The Shores of Space is a collection of horror/sci-fi short stories by Richard Matheson. From a quick search, he is the author of I Am Legend and Hell House, which seem to be sticking around in the American canon. This is one of the books that came from my parents’ SF/F collection so I read it randomly. On flipping back through the book to jog my memory, this was a solid collection with a higher quality of writing than others I’ve read of the same era. “The Test” was an especially good story about a society where elderly people who can’t pass memory tests are euthanized. “Blood Son” was a nasty (in the positive sense of the word) story about a boy who wants to be a vampire. “The Curious Child” was a surprisingly frightening look at losing your memory with a sci-fi twist. Overall, there weren’t any weak stories but it just didn’t stay with me as a whole or make me want to search out more of his work. A pleasant diversion for the train.

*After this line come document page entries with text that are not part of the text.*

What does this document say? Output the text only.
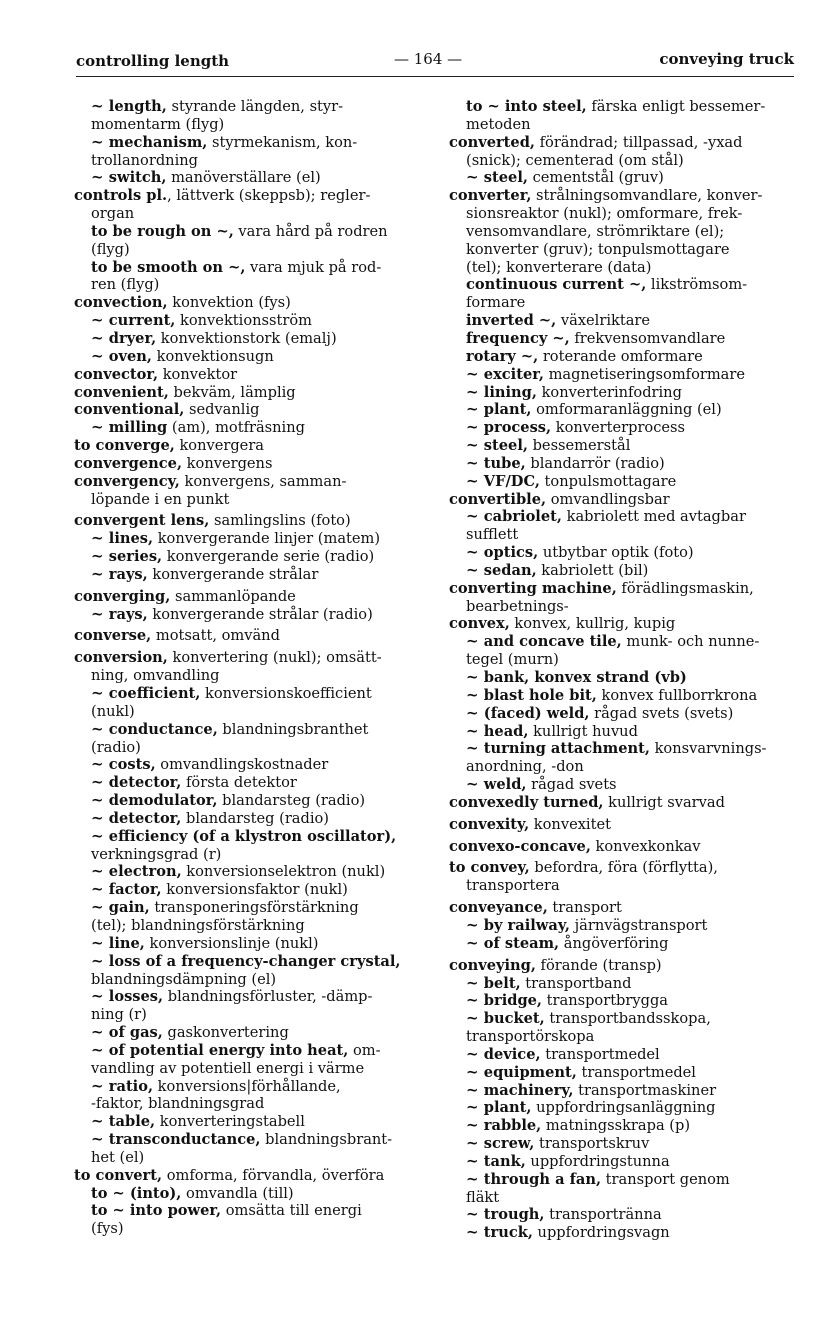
controlling length	— 164 —	conveying truck
~ length, styrande längden, styr-
momentarm (flyg)
~ mechanism, styrmekanism, kon-
trollanordning
~ switch, manöverställare (el)
controls pl., lättverk (skeppsb); regler-
organ
to be rough on ~, vara hård på rodren
(flyg)
to be smooth on ~, vara mjuk på rod-
ren (flyg)
convection, konvektion (fys)
~ current, konvektionsström
~ dryer, konvektionstork (emalj)
~ oven, konvektionsugn
convector, konvektor
convenient, bekväm, lämplig
conventional, sedvanlig
~ milling (am), motfräsning
to converge, konvergera
convergence, konvergens
convergency, konvergens, samman-
löpande i en punkt
convergent lens, samlingslins (foto)
~ lines, konvergerande linjer (matem)
~ series, konvergerande serie (radio)
~ rays, konvergerande strålar
converging, sammanlöpande
~ rays, konvergerande strålar (radio)
converse, motsatt, omvänd
conversion, konvertering (nukl); omsätt-
ning, omvandling
~ coefficient, konversionskoefficient
(nukl)
~ conductance, blandningsbranthet
(radio)
~ costs, omvandlingskostnader
~ detector, första detektor
~ demodulator, blandarsteg (radio)
~ detector, blandarsteg (radio)
~ efficiency (of a klystron oscillator),
verkningsgrad (r)
~ electron, konversionselektron (nukl)
~ factor, konversionsfaktor (nukl)
~ gain, transponeringsförstärkning
(tel); blandningsförstärkning
~ line, konversionslinje (nukl)
~ loss of a frequency-changer crystal,
blandningsdämpning (el)
~ losses, blandningsförluster, -dämp-
ning (r)
~ of gas, gaskonvertering
~ of potential energy into heat, om-
vandling av potentiell energi i värme
~ ratio, konversions|förhållande,
-faktor, blandningsgrad
~ table, konverteringstabell
~ transconductance, blandningsbrant-
het (el)
to convert, omforma, förvandla, överföra
to ~ (into), omvandla (till)
to ~ into power, omsätta till energi
(fys)
to ~ into steel, färska enligt bessemer-
metoden
converted, förändrad; tillpassad, -yxad
(snick); cementerad (om stål)
~ steel, cementstål (gruv)
converter, strålningsomvandlare, konver-
sionsreaktor (nukl); omformare, frek-
vensomvandlare, strömriktare (el);
konverter (gruv); tonpulsmottagare
(tel); konverterare (data)
continuous current ~, likströmsom-
formare
inverted ~, växelriktare
frequency ~, frekvensomvandlare
rotary ~, roterande omformare
~ exciter, magnetiseringsomformare
~ lining, konverterinfodring
~ plant, omformaranläggning (el)
~ process, konverterprocess
~ steel, bessemerstål
~ tube, blandarrör (radio)
~ VF/DC, tonpulsmottagare
convertible, omvandlingsbar
~ cabriolet, kabriolett med avtagbar
sufflett
~ optics, utbytbar optik (foto)
~ sedan, kabriolett (bil)
converting machine, förädlingsmaskin,
bearbetnings-
convex, konvex, kullrig, kupig
~ and concave tile, munk- och nunne-
tegel (murn)
~ bank, konvex strand (vb)
~ blast hole bit, konvex fullborrkrona
~ (faced) weld, rågad svets (svets)
~ head, kullrigt huvud
~ turning attachment, konsvarvnings-
anordning, -don
~ weld, rågad svets
convexedly turned, kullrigt svarvad
convexity, konvexitet
convexo-concave, konvexkonkav
to convey, befordra, föra (förflytta),
transportera
conveyance, transport
~ by railway, järnvägstransport
~ of steam, ångöverföring
conveying, förande (transp)
~ belt, transportband
~ bridge, transportbrygga
~ bucket, transportbandsskopa,
transportörskopa
~ device, transportmedel
~ equipment, transportmedel
~ machinery, transportmaskiner
~ plant, uppfordringsanläggning
~ rabble, matningsskrapa (p)
~ screw, transportskruv
~ tank, uppfordringstunna
~ through a fan, transport genom
fläkt
~ trough, transportränna
~ truck, uppfordringsvagn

Everything’s Eventual and Night Shift are both short story collections, with Night Shift collecting earlier work. Everything’s Eventual has some of my all-time favorite King short stories,, including “The Road Virus Heads North,” “Lunch at the Gotham Cafe,” and “1408.” “1408” in particular is one that always stays with me, it’s truly haunting and captures the illogical nature of horror in a way that is really scary. Horror without a safe explanation is the most frightening to me. Night Shift contains some real classics, such as “Children of the Corn” and “Trucks,” that were later made into movies. I also think “Quitters, Inc,” “Graveyard Shift,” “The Woman in the Room,” and “The Last Rung on the Ladder” are excellent and not as well known. When King deals with ostensibly non-horror subjects, as in “The Woman in the Room” or “The Last Rung on the Ladder,” he shows such a deft touch with emotion and how horrific real life events can be. King gets such a name as a “master of horror” that it can overshadow his true skill with human emotion and characterization that makes him such a great storyteller. These two are keepers for me since I know I’ll re-read them again in a few years.
Warnings for: all sorts of horror, murder, body horror, psychological horror, violence, child abuse, etc.